Year after year, the problem of how we pay for healthcare continues to dominate the public discourse. But for all the discussion around the future of the ACA or its alternatives as a method to reduce out-of-control healthcare spending, the powers that be are focusing our attention on how much we pay for insurance without similarly acknowledging what we pay for and how much those individual pieces cost are equally, or perhaps, even more important, since those are what drive the cost of insurance in the first place. As in manufacturing, you cannot get the final product cost down if you cannot reduce the costs of the parts that go into it.

To influence the cost of insurance we must focus on something called value-based reimbursement. Value-based reimbursement, or paying for outcomes, is an about-face from the “fee-for-service” way Americans have paid for healthcare over the past several decades. With every new technological advance, new medication, and medical device, healthcare costs have risen.

Patients believe having “more” procedures, treatments, and care will lead to better outcomes and healthier lives. The more expensive the care, the higher quality it is assumed to be—even when there’s evidence to the contrary. In the fee-for-service model, hospitals and physicians are paid based on how many procedures or treatments they provide.
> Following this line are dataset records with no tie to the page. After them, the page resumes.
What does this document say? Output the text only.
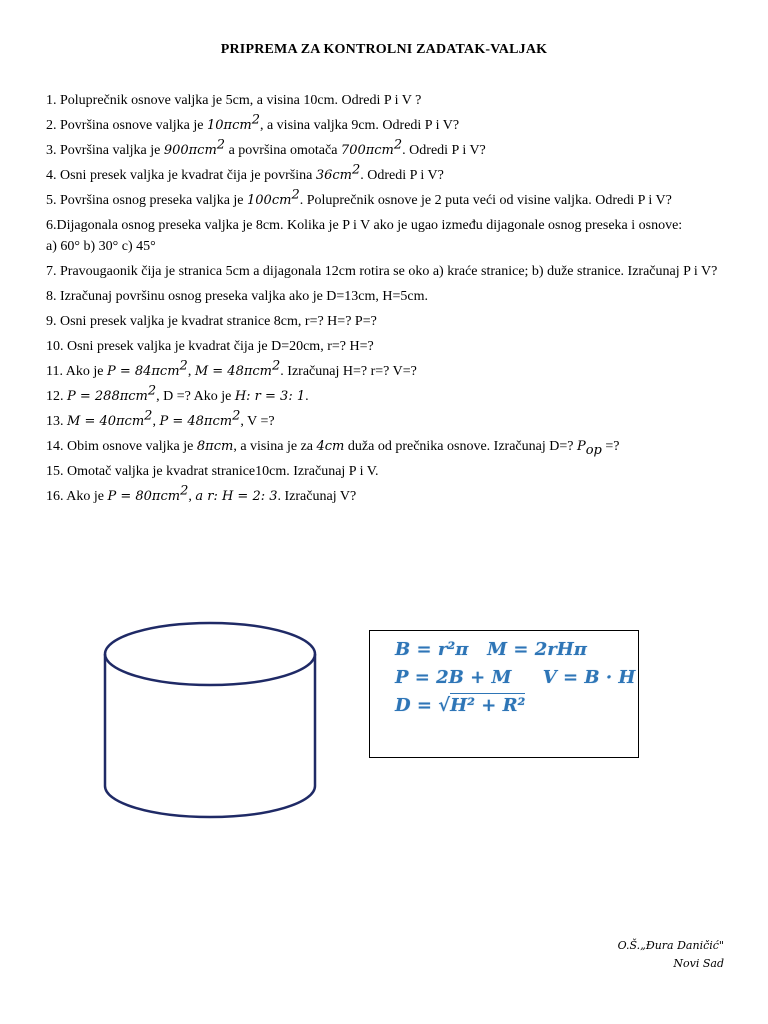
PRIPREMA ZA KONTROLNI ZADATAK-VALJAK

1. Poluprečnik osnove valjka je 5cm, a visina 10cm. Odredi P i V ?

2. Površina osnove valjka je 10πcm$^2$, a visina valjka 9cm. Odredi P i V?

3. Površina valjka je 900πcm$^2$ a površina omotača 700πcm$^2$. Odredi P i V?

4. Osni presek valjka je kvadrat čija je površina $36cm^2$. Odredi P i V?

5. Površina osnog preseka valjka je $100cm^2$. Poluprečnik osnove je 2 puta veći od visine valjka. Odredi P i V?

6.Dijagonala osnog preseka valjka je 8cm. Kolika je P i V ako je ugao između dijagonale osnog preseka i osnove:

a) 60° b) 30° c) 45°

7. Pravougaonik čija je stranica 5cm a dijagonala 12cm rotira se oko a) kraće stranice; b) duže stranice. Izračunaj P i V?

8. Izračunaj površinu osnog preseka valjka ako je D=13cm, H=5cm.

9. Osni presek valjka je kvadrat stranice 8cm, r=? H=? P=?

10. Osni presek valjka je kvadrat čija je D=20cm, r=? H=?

11. Ako je P = 84πcm$^2$, M = 48πcm$^2$. Izračunaj H=? r=? V=?

12. P = 288πcm$^2$, D =? Ako je H: r = 3: 1.

13. M = 40πcm$^2$, P = 48πcm$^2$, V =?

14. Obim osnove valjka je 8πcm, a visina je za 4cm duža od prečnika osnove. Izračunaj D=? $P_{op}$ =?

15. Omotač valjka je kvadrat stranice10cm. Izračunaj P i V.

16. Ako je P = 80πcm$^2$, a r: H = 2: 3. Izračunaj V?

B = r²π   M = 2rHπ
P = 2B + M     V = B · H
D = √H² + R²
O.Š.„Đura Daničić"
Novi Sad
Because treatment practices are haphazard across the country, performing true apples-to-apples price and quality comparisons of providers, hospitals, devices, and therapies is nearly impossible.

Whether a treatment, medication, or surgery works or not, the provider (and hospital) get paid for delivering care. Combined with the erroneous belief that higher quality costs more, the fee-for-service model has contributed to escalating healthcare costs without a commensurate improvement in patient outcomes.